Most retail supervisors tend to be former store managers who were promoted as a result of their superior job performance. Does running one store, no matter how well, adequately prepare them for looking after 10 stores?
Area Supervisors have areas of specialty that get the bulk of their attention on store visits. Supervisors need to be excellent generalists who are consistent from store to store, they do not compromise on Company Standards to keep the peace, and they act in the best interest of the business owners, whilst building strong constructive partnerships with their store managers.
Overview
Area Supervisors are the critical link between what a business wants and what a business gets.
Introduction
Clarifies your role and ultimate goal as an Area Supervisor while providing you with the tools you need to succeed.
- Why the Areas Supervisor's role isn't always clear.
- The compounding issues at store level can derail success.
- The importance of partnering with store managers in a collaborative, rather than confrontational, effort to grow the business.

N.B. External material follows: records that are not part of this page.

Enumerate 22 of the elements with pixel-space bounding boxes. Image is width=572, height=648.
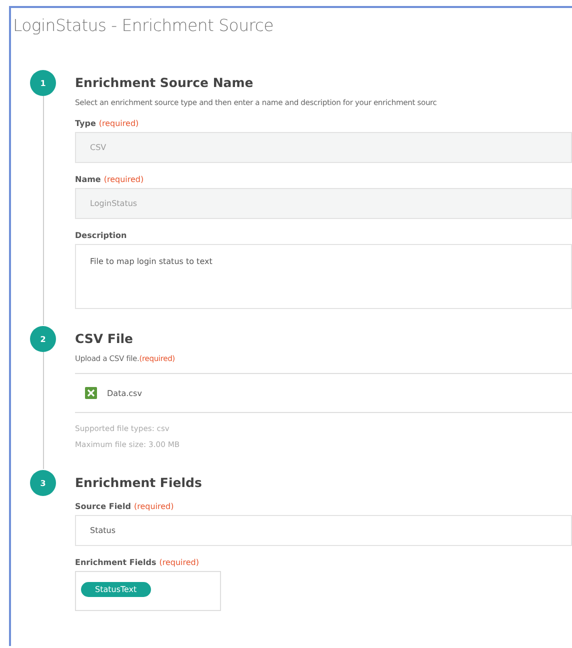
required-note: (required) [98, 119, 139, 128]
section-heading: Enrichment Fields [75, 474, 203, 490]
step-number: 3 [30, 470, 56, 496]
field-tag: StatusText [81, 582, 151, 597]
section-heading: CSV File [75, 330, 134, 346]
spreadsheet-icon [85, 387, 97, 399]
field-label: Enrichment Fields [75, 558, 156, 567]
field-label: Source Field [75, 502, 131, 511]
field-label: Name [75, 175, 101, 184]
tags-field[interactable]: StatusText [75, 571, 221, 611]
file-name: Data.csv [107, 388, 142, 398]
window-title: LoginStatus - Enrichment Source [12, 15, 275, 35]
section-heading: Enrichment Source Name [75, 74, 254, 90]
required-note: (required) [159, 558, 199, 567]
step-number: 1 [30, 70, 56, 96]
field-label: Type [75, 119, 96, 128]
required-note: (required) [104, 175, 144, 184]
step-number: 2 [30, 326, 56, 352]
field-label: Description [75, 231, 127, 240]
description-field[interactable]: File to map login status to text [75, 244, 572, 309]
required-note: (required) [134, 502, 174, 511]
input-field[interactable]: Status [75, 515, 572, 546]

- Identify the steps that can lead to continuous performance improvement.
Assessment
The process of conducting objective, highly effective store and area assessments in order to provide data that is crucial to strategic planning.
- Why setting an initial performance baseline can be crucial to success.
- Understand the concepts and philosophies required to create the necessary framework for a proper assessment.
- Identify assessment tools and processes that can help maximise effectiveness.
- Discover how to begin an initial assessment within your area by analysing and then prioritising.
Strategic Planning
Strategic and tactical planning - the process of clearly defining your vision for the future success of your area and the steps you'll take to make that vision a reality.
- The meaning of strategic and tactical plans, and how they rely on one another.
- Understand the components needed for each type of plan to ensure successful execution.
- How to create effective strategic and tactical plans for your area.
- How assessment tools are used to develop a strategic and tactical plan that addresses the issues likely to have the biggest impact.
Partner Meetings
Explore another more progressive approach to store visits - one that treats store managers as the key business partners they can and should be.
- Why store visits should be partnerships with managers, rather than critiques.
- What monthly 'partner meetings' should be used for and why?
- Identify what the key focus and action areas should be for each meeting.
- What the Partner Meeting Form is and how to use it.
Leadership
Leadership, the elements that form its foundation and why it is essential to establish and maintain a high-performance retail sales organisation.
- Leadership development is an ongoing process and tends to follow a logical progression.
- The qualities and skills you need to become a successful leader.
- The importance of championing a cause to rally people around you.
- Discover what it takes to lead an area full of high-performance stores.
Non Compliance
The underlying causes of non compliance and the best practice methods of driving discipline and improving the performance of the individual stores in your area.
- The different factors that can weaken your partnership with your managers and cause non compliance in their stores.
- The importance of effective communication in gaining and maintaining compliance.
- Why and how providing consequences can help correct undesirable behaviour.
- When and how to create action plans designed to increase the sales of individual stores in your area.
Time Management
The challenges of time management, but also some helpful strategies, techniques, tips and tools for eliminating time-wasters that may be limiting your productivity.
- Effective time management is necessary for success as an Area Supervisor
- How to recognise and overcome procrastination.
- Time management strategies that may work best for you.
- Identify "time wasters" that may be causing your company to lose sales.